# [Wet Thumb Forum]-Eheim filter placement



## imported_timlawyer (Jul 14, 2003)

What is the optimum placement for the Eheim cannister filters? I know that they should be placed below the water line - but how far below? There is increased water flow on the intake by placing farther below the water line -but isn't that offset by the decreased water flow on the output by making the pump have to push the water higher?
Any thoughts?


----------



## imported_timlawyer (Jul 14, 2003)

What is the optimum placement for the Eheim cannister filters? I know that they should be placed below the water line - but how far below? There is increased water flow on the intake by placing farther below the water line -but isn't that offset by the decreased water flow on the output by making the pump have to push the water higher?
Any thoughts?


----------



## gpodio (Feb 4, 2004)

That sounds right to me, the pressure of the water going down would balance out the head pressure going back up meaning that if the canister is primed correctly, head pressure should be of little importance.

Giancarlo Podio


----------



## imported_timlawyer (Jul 14, 2003)

So if I had a choice between placing the filter 1 foot below the water line or 3 feet below the water line - which should I do?


----------



## anonapersona (Mar 11, 2004)

There is a maximum height allowed because when the filter is off, there is a full column of water pressing against the seals of the cansiter. If that height is too much the gaskets may leak.


----------



## nino (Oct 2, 2004)

Sorry but I have to disagree. They don't offset each other completely. If you buy an external water pump, many come with a chart and the gph will drop as they are placed further down. Look here : http://www.drsfostersmith.com/product/add_info.cfm?pCatId=4614

The intake/input is assisted by gravity (syphon effect) and the output works against gravity. If they cancel each other out totally, you don't need a pump. The water will just syphon down to the canister and go back up to the tank (assuming there is no media).


----------



## Alex (Mar 31, 2004)

If you have a choice, 1 foot would be better. Less strain on the pump and a little more flow.

Alex


----------



## gpodio (Feb 4, 2004)

> quote:
> 
> Originally posted by ninob:
> Sorry but I have to disagree. They don't offset each other completely. If you buy an external water pump, many come with a chart and the gph will drop as they are placed further down. Look here : http://www.drsfostersmith.com/product/add_info.cfm?pCatId=4614


Head height is always stated because most of these pumps are not used in closed circuits, rather in open sumps and refugiums where they have no back pressure at all to help them get the water back up to the tank. In a closed loop, overall pressure is the only concern as anonapersona pointed out.



> quote:
> 
> The intake/input is assisted by gravity (syphon effect) and the output works against gravity. If they cancel each other out totally, you don't need a pump. The water will just syphon down to the canister and go back up to the tank (assuming there is no media).
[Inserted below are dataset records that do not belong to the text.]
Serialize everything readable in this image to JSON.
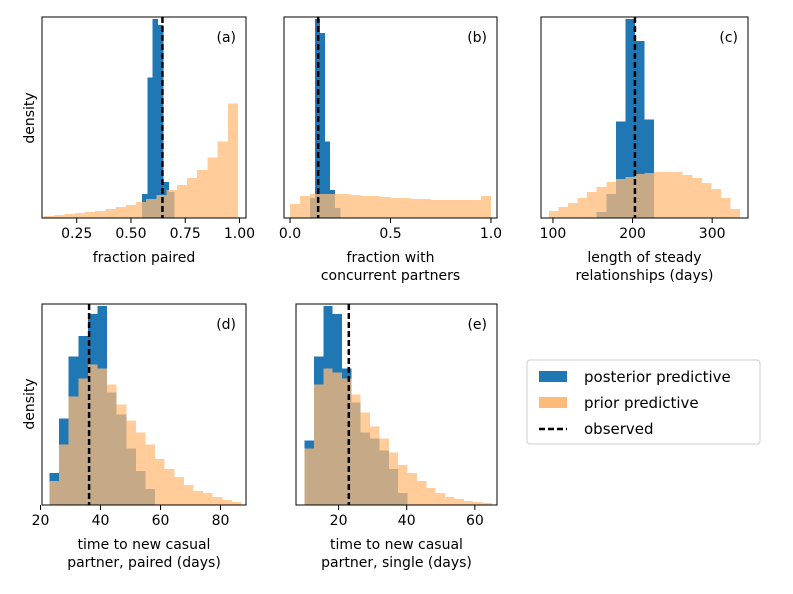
{
  "ylabel": "density",
  "colors": {
    "posterior": "#1f77b4",
    "prior": "#ffbb78",
    "observed": "#000000"
  },
  "legend": {
    "posterior": "posterior predictive",
    "prior": "prior predictive",
    "observed": "observed"
  },
  "chart_data": [
    {
      "type": "bar",
      "panel_label": "(a)",
      "xlabel": [
        "fraction paired"
      ],
      "xlim": [
        0.09,
        1.03
      ],
      "ylim": [
        0,
        1
      ],
      "xticks": [
        0.25,
        0.5,
        0.75,
        1.0
      ],
      "xtick_labels": [
        "0.25",
        "0.50",
        "0.75",
        "1.00"
      ],
      "observed": 0.645,
      "prior": {
        "bin_edges": [
          0.1,
          0.147,
          0.194,
          0.241,
          0.288,
          0.335,
          0.382,
          0.429,
          0.476,
          0.523,
          0.57,
          0.617,
          0.664,
          0.711,
          0.758,
          0.805,
          0.852,
          0.899,
          0.946,
          0.993
        ],
        "values": [
          0.01,
          0.015,
          0.02,
          0.025,
          0.03,
          0.035,
          0.045,
          0.055,
          0.065,
          0.08,
          0.095,
          0.115,
          0.14,
          0.165,
          0.2,
          0.24,
          0.3,
          0.38,
          0.57
        ]
      },
      "posterior": {
        "bin_edges": [
          0.55,
          0.575,
          0.6,
          0.625,
          0.65,
          0.675,
          0.7
        ],
        "values": [
          0.12,
          0.7,
          0.99,
          0.96,
          0.18,
          0.13
        ]
      }
    },
    {
      "type": "bar",
      "panel_label": "(b)",
      "xlabel": [
        "fraction with",
        "concurrent partners"
      ],
      "xlim": [
        -0.03,
        1.03
      ],
      "ylim": [
        0,
        1
      ],
      "xticks": [
        0,
        0.5,
        1.0
      ],
      "xtick_labels": [
        "0.0",
        "0.5",
        "1.0"
      ],
      "observed": 0.14,
      "prior": {
        "bin_edges": [
          0.0,
          0.05,
          0.1,
          0.15,
          0.2,
          0.25,
          0.3,
          0.35,
          0.4,
          0.45,
          0.5,
          0.55,
          0.6,
          0.65,
          0.7,
          0.75,
          0.8,
          0.85,
          0.9,
          0.95,
          1.0
        ],
        "values": [
          0.07,
          0.11,
          0.12,
          0.12,
          0.12,
          0.12,
          0.115,
          0.11,
          0.11,
          0.105,
          0.1,
          0.1,
          0.095,
          0.095,
          0.09,
          0.09,
          0.09,
          0.09,
          0.09,
          0.11
        ]
      },
      "posterior": {
        "bin_edges": [
          0.1,
          0.125,
          0.15,
          0.175,
          0.2,
          0.225,
          0.25
        ],
        "values": [
          0.1,
          0.99,
          0.92,
          0.38,
          0.14,
          0.05
        ]
      }
    },
    {
      "type": "bar",
      "panel_label": "(c)",
      "xlabel": [
        "length of steady",
        "relationships (days)"
      ],
      "xlim": [
        85,
        345
      ],
      "ylim": [
        0,
        1
      ],
      "xticks": [
        100,
        200,
        300
      ],
      "xtick_labels": [
        "100",
        "200",
        "300"
      ],
      "observed": 203,
      "prior": {
        "bin_edges": [
          95,
          107,
          119,
          131,
          143,
          155,
          167,
          179,
          191,
          203,
          215,
          227,
          239,
          251,
          263,
          275,
          287,
          299,
          311,
          323,
          335
        ],
        "values": [
          0.035,
          0.055,
          0.075,
          0.1,
          0.13,
          0.155,
          0.18,
          0.195,
          0.205,
          0.22,
          0.225,
          0.23,
          0.23,
          0.23,
          0.215,
          0.2,
          0.175,
          0.145,
          0.1,
          0.045
        ]
      },
      "posterior": {
        "bin_edges": [
          155,
          167,
          179,
          191,
          203,
          215,
          227
        ],
        "values": [
          0.03,
          0.12,
          0.48,
          0.99,
          0.88,
          0.49
        ]
      }
    },
    {
      "type": "bar",
      "panel_label": "(d)",
      "xlabel": [
        "time to new casual",
        "partner, paired (days)"
      ],
      "xlim": [
        20.5,
        88.5
      ],
      "ylim": [
        0,
        1
      ],
      "xticks": [
        20,
        40,
        60,
        80
      ],
      "xtick_labels": [
        "20",
        "40",
        "60",
        "80"
      ],
      "observed": 36.2,
      "prior": {
        "bin_edges": [
          23,
          26.2,
          29.4,
          32.6,
          35.8,
          39.0,
          42.2,
          45.4,
          48.6,
          51.8,
          55.0,
          58.2,
          61.4,
          64.6,
          67.8,
          71.0,
          74.2,
          77.4,
          80.6,
          83.8,
          87.0
        ],
        "values": [
          0.12,
          0.3,
          0.54,
          0.63,
          0.7,
          0.68,
          0.6,
          0.5,
          0.42,
          0.36,
          0.3,
          0.23,
          0.18,
          0.14,
          0.1,
          0.07,
          0.06,
          0.04,
          0.025,
          0.015
        ]
      },
      "posterior": {
        "bin_edges": [
          23,
          26.2,
          29.4,
          32.6,
          35.8,
          39.0,
          42.2,
          45.4,
          48.6,
          51.8,
          55.0,
          58.2
        ],
        "values": [
          0.16,
          0.43,
          0.74,
          0.84,
          0.95,
          0.99,
          0.56,
          0.45,
          0.28,
          0.17,
          0.08
        ]
      }
    },
    {
      "type": "bar",
      "panel_label": "(e)",
      "xlabel": [
        "time to new casual",
        "partner, single (days)"
      ],
      "xlim": [
        7.5,
        66.5
      ],
      "ylim": [
        0,
        1
      ],
      "xticks": [
        20,
        40,
        60
      ],
      "xtick_labels": [
        "20",
        "40",
        "60"
      ],
      "observed": 23,
      "prior": {
        "bin_edges": [
          10,
          12.75,
          15.5,
          18.25,
          21.0,
          23.75,
          26.5,
          29.25,
          32.0,
          34.75,
          37.5,
          40.25,
          43.0,
          45.75,
          48.5,
          51.25,
          54.0,
          56.75,
          59.5,
          62.25,
          65.0
        ],
        "values": [
          0.28,
          0.6,
          0.68,
          0.66,
          0.63,
          0.55,
          0.46,
          0.39,
          0.33,
          0.26,
          0.2,
          0.16,
          0.12,
          0.085,
          0.06,
          0.04,
          0.03,
          0.02,
          0.015,
          0.01
        ]
      },
      "posterior": {
        "bin_edges": [
          10,
          12.75,
          15.5,
          18.25,
          21.0,
          23.75,
          26.5,
          29.25,
          32.0,
          34.75,
          37.5,
          40.25
        ],
        "values": [
          0.32,
          0.74,
          0.99,
          0.95,
          0.68,
          0.51,
          0.36,
          0.33,
          0.27,
          0.18,
          0.06
        ]
      }
    }
  ]
}
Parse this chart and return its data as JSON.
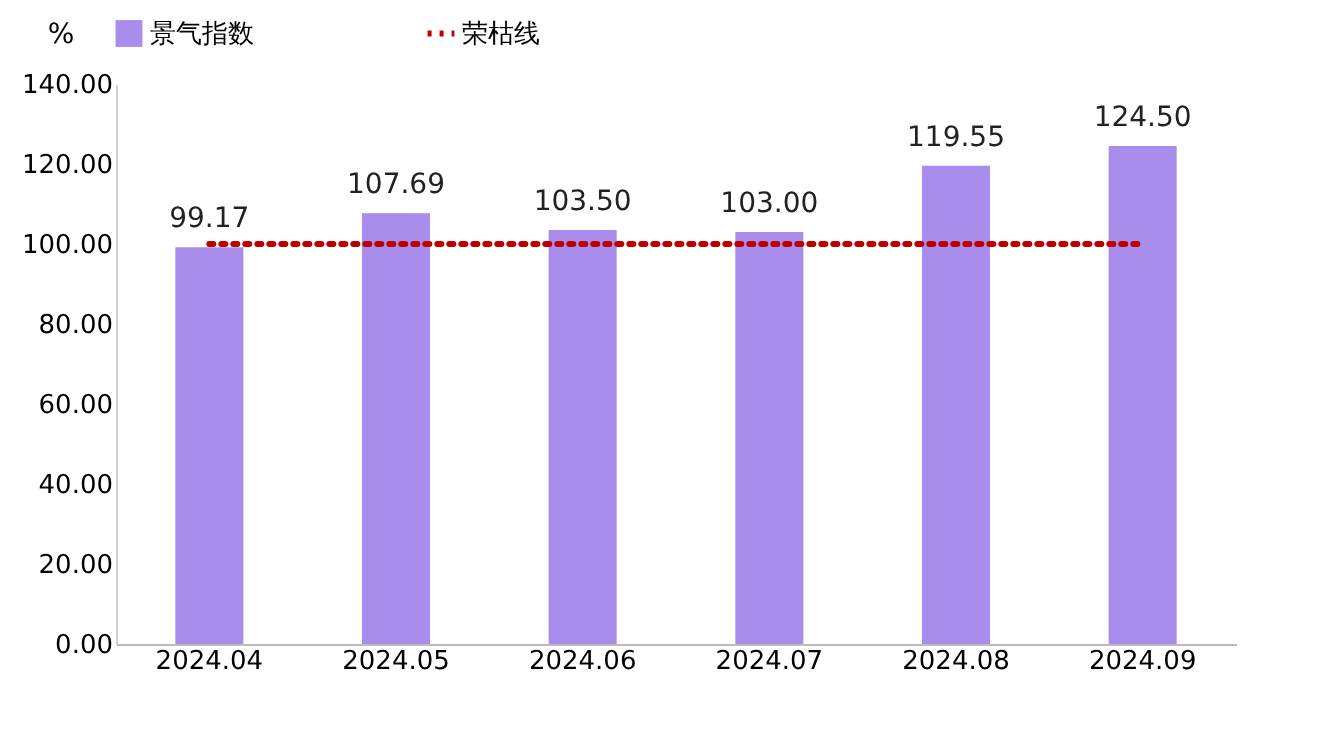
{
  "chart_data": {
    "type": "bar",
    "ylabel": "%",
    "categories": [
      "2024.04",
      "2024.05",
      "2024.06",
      "2024.07",
      "2024.08",
      "2024.09"
    ],
    "series": [
      {
        "name": "景气指数",
        "color": "#a98ded",
        "values": [
          99.17,
          107.69,
          103.5,
          103,
          119.55,
          124.5
        ],
        "value_labels": [
          "99.17",
          "107.69",
          "103.50",
          "103.00",
          "119.55",
          "124.50"
        ]
      }
    ],
    "ylim": [
      0,
      140
    ],
    "yticks": [
      {
        "value": 0,
        "label": "0.00"
      },
      {
        "value": 20,
        "label": "20.00"
      },
      {
        "value": 40,
        "label": "40.00"
      },
      {
        "value": 60,
        "label": "60.00"
      },
      {
        "value": 80,
        "label": "80.00"
      },
      {
        "value": 100,
        "label": "100.00"
      },
      {
        "value": 120,
        "label": "120.00"
      },
      {
        "value": 140,
        "label": "140.00"
      }
    ],
    "ref_lines": [
      {
        "axis": "y",
        "value": 100,
        "label": "荣枯线",
        "color": "#c00000",
        "line_style": "dotted"
      }
    ],
    "grid": false,
    "legend": "top"
  }
}
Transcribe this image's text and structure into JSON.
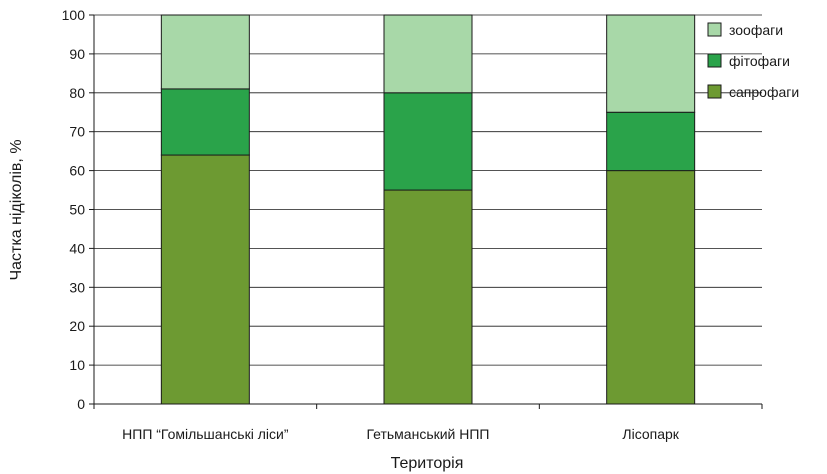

No it would just stay still as both would cancel eachother out. If head pressure was indeed an issue in closed loops, when you turn the pump off the water would automatically flow backwards. The pump has to obviously work against any obstruction or restriction such as filter media, bends and accessories. That's also why some quality canisters have a larger intake tube than output to avoid negative pressure inside the canister, specially if the pump is situated after the media.

Giancarlo Podio


----------



## nino (Oct 2, 2004)

Good point but are you saying that it doesn't make any difference whether you place a canister 10 feet under the tank compare to 1 foot under?


----------